Tuesday, July 6, 2010

Theraped

It has been noted by several people in my life that "therapist" breaks out to "the rapist" with the single addition of a space. Although I do not personally believe therapy is the rape of the unconscious by the conscious, I do believe that there is an element of violation in the whole process.

As I prepare myself to be "theraped" today, I can't help but to think that, in order to be a successful counselor or therapist in my own right one day, I should probably be able to help myself right now.

Of course, what I'm doing right now could be construed as helping myself, as I'm deciding, at this moment, to take some charge and responsibility over my life and my ultimate dissappointment with it.

In any event, I look up therapy techniques on the net, including a wonderful little article about "7 types of therapy to help depression", or so the article claims, which is basically a rundown of the current therapy techniques, without too much actual discussion of how successful each type is for depression.

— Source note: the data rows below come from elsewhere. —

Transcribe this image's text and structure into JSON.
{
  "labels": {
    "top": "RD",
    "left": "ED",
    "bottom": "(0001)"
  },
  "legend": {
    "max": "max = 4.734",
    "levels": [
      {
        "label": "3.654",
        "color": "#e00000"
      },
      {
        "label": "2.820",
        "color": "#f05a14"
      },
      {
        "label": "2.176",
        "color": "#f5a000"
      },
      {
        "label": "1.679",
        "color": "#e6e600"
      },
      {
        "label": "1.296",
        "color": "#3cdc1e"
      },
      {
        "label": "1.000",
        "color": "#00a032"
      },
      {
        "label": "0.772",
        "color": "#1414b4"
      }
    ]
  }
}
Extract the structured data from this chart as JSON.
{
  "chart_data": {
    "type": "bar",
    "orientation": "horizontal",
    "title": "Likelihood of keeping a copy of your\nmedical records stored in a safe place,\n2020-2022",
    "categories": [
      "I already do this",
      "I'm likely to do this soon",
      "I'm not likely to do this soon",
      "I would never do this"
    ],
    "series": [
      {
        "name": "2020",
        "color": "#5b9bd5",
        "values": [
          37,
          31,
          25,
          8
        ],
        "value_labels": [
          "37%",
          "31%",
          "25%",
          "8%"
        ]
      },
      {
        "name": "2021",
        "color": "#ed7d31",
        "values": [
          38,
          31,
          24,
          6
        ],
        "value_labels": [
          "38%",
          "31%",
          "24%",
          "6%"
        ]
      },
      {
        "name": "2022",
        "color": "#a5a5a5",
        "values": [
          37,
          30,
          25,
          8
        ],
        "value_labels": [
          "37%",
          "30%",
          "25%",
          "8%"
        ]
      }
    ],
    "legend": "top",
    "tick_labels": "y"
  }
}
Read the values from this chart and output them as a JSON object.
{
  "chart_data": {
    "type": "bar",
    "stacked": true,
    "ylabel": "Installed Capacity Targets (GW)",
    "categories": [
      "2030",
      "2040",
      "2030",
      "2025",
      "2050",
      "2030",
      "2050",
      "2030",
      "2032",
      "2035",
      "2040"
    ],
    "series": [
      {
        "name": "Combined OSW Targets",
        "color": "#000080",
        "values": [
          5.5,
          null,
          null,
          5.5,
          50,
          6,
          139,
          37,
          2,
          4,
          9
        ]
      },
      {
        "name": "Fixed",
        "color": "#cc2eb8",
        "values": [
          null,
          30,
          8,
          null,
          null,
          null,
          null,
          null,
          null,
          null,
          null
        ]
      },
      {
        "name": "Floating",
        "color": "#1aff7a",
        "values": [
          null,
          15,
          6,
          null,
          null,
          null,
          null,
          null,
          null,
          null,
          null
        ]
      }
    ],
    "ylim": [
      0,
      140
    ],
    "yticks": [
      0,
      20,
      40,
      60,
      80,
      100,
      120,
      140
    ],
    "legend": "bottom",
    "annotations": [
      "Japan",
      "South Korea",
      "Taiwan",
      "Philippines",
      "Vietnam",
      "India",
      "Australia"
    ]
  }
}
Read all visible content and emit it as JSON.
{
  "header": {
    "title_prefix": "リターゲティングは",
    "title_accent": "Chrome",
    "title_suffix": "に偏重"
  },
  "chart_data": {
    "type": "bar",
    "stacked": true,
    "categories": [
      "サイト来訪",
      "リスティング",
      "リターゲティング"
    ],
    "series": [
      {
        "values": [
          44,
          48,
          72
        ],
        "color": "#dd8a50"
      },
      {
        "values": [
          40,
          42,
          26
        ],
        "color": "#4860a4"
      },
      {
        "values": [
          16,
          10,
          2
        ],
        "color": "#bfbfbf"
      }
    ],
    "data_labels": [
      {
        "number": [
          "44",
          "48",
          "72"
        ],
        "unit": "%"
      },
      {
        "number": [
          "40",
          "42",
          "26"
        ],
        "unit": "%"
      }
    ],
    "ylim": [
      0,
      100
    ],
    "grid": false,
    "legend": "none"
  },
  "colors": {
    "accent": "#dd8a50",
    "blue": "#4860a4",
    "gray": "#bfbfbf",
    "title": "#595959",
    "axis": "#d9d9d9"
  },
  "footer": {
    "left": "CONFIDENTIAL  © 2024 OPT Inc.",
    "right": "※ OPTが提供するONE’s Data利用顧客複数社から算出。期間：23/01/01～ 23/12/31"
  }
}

Am I depressed? I would guess "yes". I have been depressed before, and I recognize the hopelessness in it, and the frustration. For me, depression and anger have always been inextricable...in this way I guess I react more like a man than a woman. I experience pain, both physical and mental, and overwhelming sadness that life cannot be wonderful, or even tolerable, for large stretches of time. The bursts of rage are actually welcome, then, as they are better than the moments when I sit in my chair, after exhaling, waiting to die by virtue of not ever inhaling again, and closing my eyes and thinking "this is what death feels like".

This sounds hopelessly melodramatic, but depression is a melodramatic, and it is hopeless.

More than wanting to die, I want to die to this life, and can understand how people have deep religious conversions in order to die to this life. In the Appendix to Dune, Frank Herbert mentions religion and the need for a religion to address man wanting to be different than he is. . . that self-satisfaction has no place in religion. I can also understand why people mistake wanting to die to the current circumstances and wanting to die...you know...forever. Because there are times when you're really steeped in desperation, and you know, logically, that none of this will ever end (even if your limitations are illogical or self-imposed, or your assumptions are bad), and so the only remaining way "out" is six feet under. But, I think because of my past, I can see the need to re-invent as a better way to cope than to actually slit my wrists. After all, what happens if it's unsuccessful? Then I'm stuck unable to type or write with giant scars. . . No, re-invention and dying to this moment is better.

And one can argue (and I do argue, when I am trying to rally myself), the theory of "Positive Disintegration" for this state...that in order to change, the life that is here must die. To grow, the old shell must crumble. That in order to change, the me that is me at this moment must go. Perhaps this is why we "go" crazy.

So we give ourselves over to our inner crazy, and we see what emerges. It is the therapist, then, who comes in and rakes through and pours over our crazy mess, and tries to yank out that bit of sanity. Thinking over this, perhaps the term "therapist" is more accurate than I thought. :-)

So off I go to expose myself and allow someone to sift through my emotional scat, to determine my path through the game trails of existence.

When instead I could be reading books and watching movies, like the Blind Melon song "No Rain": "All I can do is read a book to stay awake/and it rips my life away but it's a great escape."

Movies have actually been better therapy for me recently.

I saw "Neverwas" yesterday. Man, did I bawl my eyes out and my kids looked at me like I was an alien and asked me why I was crying. But it was because I felt how lonesome and desperate it is to have that fantasy world ripped away, to lose your dreams, to wake up in the real world, not knowing how the Hell you got here, and wish you could close your eyes and let the dreams happen again.

But here we are, referring back to the Cherry Post...this blog is to help me in that journey to re-establish those dreams.